The author also blasted critics who blame teachers and students for the failures of urban education. "They say if these kids would buckle down and do their work and their teachers weren't so lazy, things would be better. But they have never even seen the conditions the kids are forced to live in. And when did teachers become the enemy?"

Even though Kozol said he would again vote for Barack Obama for president, he was disappointed that the president hadn't "taken more steps to rid us of this madness of testing. He is a brilliant orator. He could make a strong stand for teachers."

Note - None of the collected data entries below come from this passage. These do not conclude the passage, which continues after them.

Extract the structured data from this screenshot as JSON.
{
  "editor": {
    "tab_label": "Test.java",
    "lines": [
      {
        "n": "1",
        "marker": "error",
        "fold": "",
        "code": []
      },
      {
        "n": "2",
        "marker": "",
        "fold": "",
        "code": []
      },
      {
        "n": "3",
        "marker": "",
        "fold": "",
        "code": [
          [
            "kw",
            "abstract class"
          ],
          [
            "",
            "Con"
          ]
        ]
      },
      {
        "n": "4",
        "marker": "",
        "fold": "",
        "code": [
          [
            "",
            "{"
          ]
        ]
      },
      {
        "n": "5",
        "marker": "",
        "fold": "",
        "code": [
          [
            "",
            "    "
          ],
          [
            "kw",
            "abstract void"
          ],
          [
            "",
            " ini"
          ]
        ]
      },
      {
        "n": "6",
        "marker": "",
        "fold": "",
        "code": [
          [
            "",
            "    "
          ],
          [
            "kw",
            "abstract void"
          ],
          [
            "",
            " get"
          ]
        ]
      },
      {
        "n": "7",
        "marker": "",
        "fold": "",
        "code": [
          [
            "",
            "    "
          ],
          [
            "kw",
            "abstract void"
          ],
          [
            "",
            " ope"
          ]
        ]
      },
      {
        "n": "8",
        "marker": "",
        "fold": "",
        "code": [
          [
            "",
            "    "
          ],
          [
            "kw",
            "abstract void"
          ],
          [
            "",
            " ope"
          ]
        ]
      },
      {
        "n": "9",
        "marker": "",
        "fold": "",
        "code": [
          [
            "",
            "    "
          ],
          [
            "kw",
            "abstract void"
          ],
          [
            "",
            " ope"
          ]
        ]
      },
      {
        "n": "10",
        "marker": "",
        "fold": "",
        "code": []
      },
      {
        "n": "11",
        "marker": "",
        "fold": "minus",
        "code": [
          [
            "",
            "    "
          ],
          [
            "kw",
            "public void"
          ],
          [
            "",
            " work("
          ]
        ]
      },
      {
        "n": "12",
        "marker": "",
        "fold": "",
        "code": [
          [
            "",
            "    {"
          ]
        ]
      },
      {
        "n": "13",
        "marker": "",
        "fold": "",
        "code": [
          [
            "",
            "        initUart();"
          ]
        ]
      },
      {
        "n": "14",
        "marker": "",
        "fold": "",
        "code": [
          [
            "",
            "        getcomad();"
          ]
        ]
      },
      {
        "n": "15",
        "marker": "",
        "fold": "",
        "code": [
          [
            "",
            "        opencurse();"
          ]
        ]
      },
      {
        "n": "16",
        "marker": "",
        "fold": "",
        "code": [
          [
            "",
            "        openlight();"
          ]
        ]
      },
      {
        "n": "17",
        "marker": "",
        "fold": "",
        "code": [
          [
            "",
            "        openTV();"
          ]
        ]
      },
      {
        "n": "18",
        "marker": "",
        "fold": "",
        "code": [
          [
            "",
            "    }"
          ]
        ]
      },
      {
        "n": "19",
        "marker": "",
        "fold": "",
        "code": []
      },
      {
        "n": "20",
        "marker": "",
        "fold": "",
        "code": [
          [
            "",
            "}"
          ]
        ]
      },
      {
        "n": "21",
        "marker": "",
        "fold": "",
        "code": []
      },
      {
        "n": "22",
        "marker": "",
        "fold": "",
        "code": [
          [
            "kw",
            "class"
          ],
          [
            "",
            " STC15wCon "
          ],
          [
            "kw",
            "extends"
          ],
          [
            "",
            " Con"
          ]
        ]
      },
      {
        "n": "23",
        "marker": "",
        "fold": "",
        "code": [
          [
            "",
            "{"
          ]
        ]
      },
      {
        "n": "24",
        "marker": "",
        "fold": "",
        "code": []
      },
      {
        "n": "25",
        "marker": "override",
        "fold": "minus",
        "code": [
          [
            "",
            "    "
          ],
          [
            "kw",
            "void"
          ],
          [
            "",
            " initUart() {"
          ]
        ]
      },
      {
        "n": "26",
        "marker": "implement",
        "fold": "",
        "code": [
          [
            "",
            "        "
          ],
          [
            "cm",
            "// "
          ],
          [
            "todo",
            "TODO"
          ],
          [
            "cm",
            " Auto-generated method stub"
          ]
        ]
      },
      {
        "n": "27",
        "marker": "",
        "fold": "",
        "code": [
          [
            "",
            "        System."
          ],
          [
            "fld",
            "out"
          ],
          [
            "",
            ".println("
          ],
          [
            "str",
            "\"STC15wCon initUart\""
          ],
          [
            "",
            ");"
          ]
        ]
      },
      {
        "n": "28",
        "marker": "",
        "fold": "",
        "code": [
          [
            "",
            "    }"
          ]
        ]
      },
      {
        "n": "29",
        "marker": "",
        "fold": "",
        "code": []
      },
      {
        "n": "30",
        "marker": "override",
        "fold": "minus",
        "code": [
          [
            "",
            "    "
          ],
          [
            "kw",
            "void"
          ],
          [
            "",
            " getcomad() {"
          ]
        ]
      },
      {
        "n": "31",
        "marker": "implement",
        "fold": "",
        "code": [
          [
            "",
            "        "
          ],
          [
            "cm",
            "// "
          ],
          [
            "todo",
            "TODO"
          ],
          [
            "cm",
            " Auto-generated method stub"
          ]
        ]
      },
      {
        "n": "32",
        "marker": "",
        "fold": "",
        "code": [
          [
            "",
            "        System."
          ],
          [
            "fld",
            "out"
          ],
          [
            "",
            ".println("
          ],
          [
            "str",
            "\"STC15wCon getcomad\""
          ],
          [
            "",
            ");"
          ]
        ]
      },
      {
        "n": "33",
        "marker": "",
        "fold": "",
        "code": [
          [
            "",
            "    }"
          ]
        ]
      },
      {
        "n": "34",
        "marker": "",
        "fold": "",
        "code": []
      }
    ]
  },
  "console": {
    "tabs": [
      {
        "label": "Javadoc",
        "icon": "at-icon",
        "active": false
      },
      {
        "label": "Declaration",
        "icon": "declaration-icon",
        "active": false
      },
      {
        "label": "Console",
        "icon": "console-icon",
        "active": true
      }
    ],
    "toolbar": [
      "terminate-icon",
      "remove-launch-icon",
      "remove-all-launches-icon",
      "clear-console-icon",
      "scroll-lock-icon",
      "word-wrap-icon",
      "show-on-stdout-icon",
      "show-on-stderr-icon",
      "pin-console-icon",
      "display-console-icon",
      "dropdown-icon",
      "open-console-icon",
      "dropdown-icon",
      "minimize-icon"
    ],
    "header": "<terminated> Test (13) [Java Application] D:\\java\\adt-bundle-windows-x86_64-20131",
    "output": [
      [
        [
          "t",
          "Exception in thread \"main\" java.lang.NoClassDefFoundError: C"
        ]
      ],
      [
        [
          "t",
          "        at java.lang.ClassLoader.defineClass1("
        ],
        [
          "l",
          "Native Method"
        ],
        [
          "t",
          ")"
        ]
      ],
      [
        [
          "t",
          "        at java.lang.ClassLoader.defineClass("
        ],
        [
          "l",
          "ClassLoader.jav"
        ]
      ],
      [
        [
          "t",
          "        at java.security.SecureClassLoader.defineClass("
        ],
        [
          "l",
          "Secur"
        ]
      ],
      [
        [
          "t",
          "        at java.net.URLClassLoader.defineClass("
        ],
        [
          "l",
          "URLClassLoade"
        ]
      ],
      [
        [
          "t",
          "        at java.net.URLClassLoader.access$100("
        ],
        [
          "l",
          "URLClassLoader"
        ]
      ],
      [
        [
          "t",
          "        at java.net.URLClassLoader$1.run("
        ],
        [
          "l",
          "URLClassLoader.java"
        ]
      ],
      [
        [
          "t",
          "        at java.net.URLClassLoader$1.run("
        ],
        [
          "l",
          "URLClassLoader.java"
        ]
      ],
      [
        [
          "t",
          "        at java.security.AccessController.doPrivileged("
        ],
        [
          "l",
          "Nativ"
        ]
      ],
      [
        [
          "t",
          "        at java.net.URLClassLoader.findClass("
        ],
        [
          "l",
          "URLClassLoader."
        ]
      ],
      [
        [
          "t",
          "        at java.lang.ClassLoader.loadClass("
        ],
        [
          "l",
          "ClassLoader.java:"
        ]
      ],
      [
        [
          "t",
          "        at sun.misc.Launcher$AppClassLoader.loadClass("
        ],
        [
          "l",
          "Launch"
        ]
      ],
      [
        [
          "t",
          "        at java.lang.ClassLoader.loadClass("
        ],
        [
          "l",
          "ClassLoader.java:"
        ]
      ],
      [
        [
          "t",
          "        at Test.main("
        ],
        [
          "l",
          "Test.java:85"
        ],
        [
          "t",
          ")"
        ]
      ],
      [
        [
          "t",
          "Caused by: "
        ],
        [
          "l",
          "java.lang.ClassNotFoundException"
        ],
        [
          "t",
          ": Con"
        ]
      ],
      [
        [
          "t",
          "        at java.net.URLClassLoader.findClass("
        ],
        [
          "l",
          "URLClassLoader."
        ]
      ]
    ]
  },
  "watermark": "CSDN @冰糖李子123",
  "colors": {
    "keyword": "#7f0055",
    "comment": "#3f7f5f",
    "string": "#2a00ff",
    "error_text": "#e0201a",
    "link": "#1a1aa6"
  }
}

Just as he believed as a fledgling teacher in the 1960s, Kozol is still convinced that the way to inspire  kids to learn is through "meaningful, beautiful books." To drive home his point,  Kozol cited an encounter he had recently on a flight across the country. As he so often does, Kozol was reading a kids' book to check it out. The man seated next to him was reading the Wall Street Journal. But he kept sneaking a peek at what Kozol was reading. Finally, Kozol turned to his seatmate and said,"I'm sure what you're reading is interesting, but this book can save your soul."

Tales, Tidbits, and Tips
Mr. Rogers in his neighborhood
Given his strong stance as an unceasing advocate for poor children  everywhere, it's no surprise that Kozol admired and was friends with Fred Rogers, who for years charmed children on his PBS show Mr. Rogers' Neighborhood. Kozol told the Sidwell School crowd about one of his last sessions with Rogers, who died in 2003 of cancer. Kozol and Rogers had just finished a program together in New York and now Mr. Rogers wanted to visit one of the schools Kozol had written about. "I told him the best way to get there was by subway. You know, it's only about 8 minutes to get from the richest parts of Manhattan to some of the poorest parts of the Bronx. Fred was concerned that he might intimidate the children. But I thought - he's Mr. Rogers; I think we can handle it. After we got out of the subway, we were walking down the street, when a sanitation truck stopped, a big burly worker got out, ran up to Mr. Rogers, and just started hugging him. When we got to the school, the kids started squealing and the teachers were almost crying with delight. This one youngster came flying across the room like an airplane and wrapped his arms around Rogers. 'Welcome to my neighborhood, Mr. Rogers' he said. When Kozol first learned that Rogers had cancer, he said he tried to strike a bargain with God. I'm Jewish so we can do those things. I said, please God give him one more year. Then two more years." But eventually the kindliest man ever to appear on television died. Kozol used that incident in his closing. "My friends, we're all going to die. The old trees and the innocent children will outlive us all. We don't know how much time we have left, so we should all use it wisely."